See Clinton on the campaign trail:
South Carolina Rep. Trey Gowdy, the chairman of the special committee investigating the 2012 attacks in Benghazi, Libya, whose probe first discovered Clinton's server, said the report vindicated his committee's work.
"There is only one reason why these facts are now available to the American people," he said, "thorough congressional oversight, including the Select Committee on Benghazi's insistence that any truly comprehensive review of what happened before, during, and after the 2012 terrorist attacks in Libya must include public records from the former Secretary of State and her senior staff."
Gowdy's committee, which has been working for more than two years, has been accused waging a partisan witch hunt against the likely Democratic nominee.
"While the emails have never been the focus of our investigation, it was necessary to obtain them, and this committee is the first and only one to do so," he said. "If anyone wonders why the investigation is not yet complete, the malfeasance and numerous problems identified in this report are Exhibit A, and prove the committee has faced serial delays from day one at the hands of public officials who sought to avoid transparency and accountability."
But Clinton's presidential campaign downplayed the report, claiming it vindicated Clinton's assertion she had acted in line with the examples set by her predecessors.
"While political opponents of Hillary Clinton are sure to misrepresent this report for their own partisan purposes, in reality, the Inspector General documents just how consistent her email practices were with those of other secretaries and senior officials at the State Department who also used personal email," said Brian Fallon, Clinton's national press secretary. "Contrary to the false theories advanced for some time now, the report notes that her use of personal email was known to officials within the Department during her tenure, and that there is no evidence of any successful breach of the Secretary's server."
Donald Trump, the presumptive Republican nominee, has not shied away from criticizing Clinton, whom he calls "crooked."
"She had a little bad news today," Trump said at a rally in California Wednesday afternoon, predicting a Clinton administration would be "nothing but turmoil." "Not good ... she's got horribly bad judgement."
Vermont Sen.
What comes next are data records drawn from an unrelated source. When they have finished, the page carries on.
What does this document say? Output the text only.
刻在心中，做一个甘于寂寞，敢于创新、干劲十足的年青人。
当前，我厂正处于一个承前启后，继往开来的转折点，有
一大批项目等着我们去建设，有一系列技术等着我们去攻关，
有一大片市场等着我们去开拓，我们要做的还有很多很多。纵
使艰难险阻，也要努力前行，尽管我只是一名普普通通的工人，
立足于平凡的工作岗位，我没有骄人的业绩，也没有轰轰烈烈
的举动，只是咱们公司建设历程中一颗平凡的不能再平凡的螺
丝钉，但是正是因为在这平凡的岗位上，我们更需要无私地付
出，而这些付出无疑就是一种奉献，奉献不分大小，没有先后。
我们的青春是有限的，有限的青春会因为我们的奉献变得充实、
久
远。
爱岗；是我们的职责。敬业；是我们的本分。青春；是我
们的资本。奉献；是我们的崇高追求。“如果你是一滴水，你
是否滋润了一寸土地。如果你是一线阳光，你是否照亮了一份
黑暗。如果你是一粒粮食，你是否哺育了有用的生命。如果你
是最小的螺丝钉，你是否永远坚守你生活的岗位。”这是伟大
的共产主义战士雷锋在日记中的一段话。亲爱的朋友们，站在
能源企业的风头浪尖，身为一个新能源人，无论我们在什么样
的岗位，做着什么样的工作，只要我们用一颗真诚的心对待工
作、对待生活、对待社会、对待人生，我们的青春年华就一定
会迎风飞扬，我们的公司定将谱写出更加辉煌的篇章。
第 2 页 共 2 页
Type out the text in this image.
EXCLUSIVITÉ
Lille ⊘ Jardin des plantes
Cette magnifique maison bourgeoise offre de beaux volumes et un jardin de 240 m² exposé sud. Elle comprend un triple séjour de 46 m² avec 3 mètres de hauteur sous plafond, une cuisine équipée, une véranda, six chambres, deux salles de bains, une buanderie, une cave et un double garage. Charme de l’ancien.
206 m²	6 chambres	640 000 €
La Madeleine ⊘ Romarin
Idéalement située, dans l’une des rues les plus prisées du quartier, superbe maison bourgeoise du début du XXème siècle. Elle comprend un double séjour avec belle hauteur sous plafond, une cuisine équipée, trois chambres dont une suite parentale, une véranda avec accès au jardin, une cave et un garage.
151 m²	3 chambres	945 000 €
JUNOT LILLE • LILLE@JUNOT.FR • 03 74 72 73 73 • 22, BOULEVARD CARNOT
Bernie Sanders, Clinton's rival for the Democratic nomination, has consistently refused to attack her on the email issue.
"I think the report speaks for itself. This is obviously an area where the senator has chosen not to go," Sanders campaign manager Jeff Weaver said on CNN Wednesday. "He's tried to keep this campaign on the issues."
The other major investigation into Clinton's emails, the FBI probe focused on the handling of classified material, is reportedly in its final stages.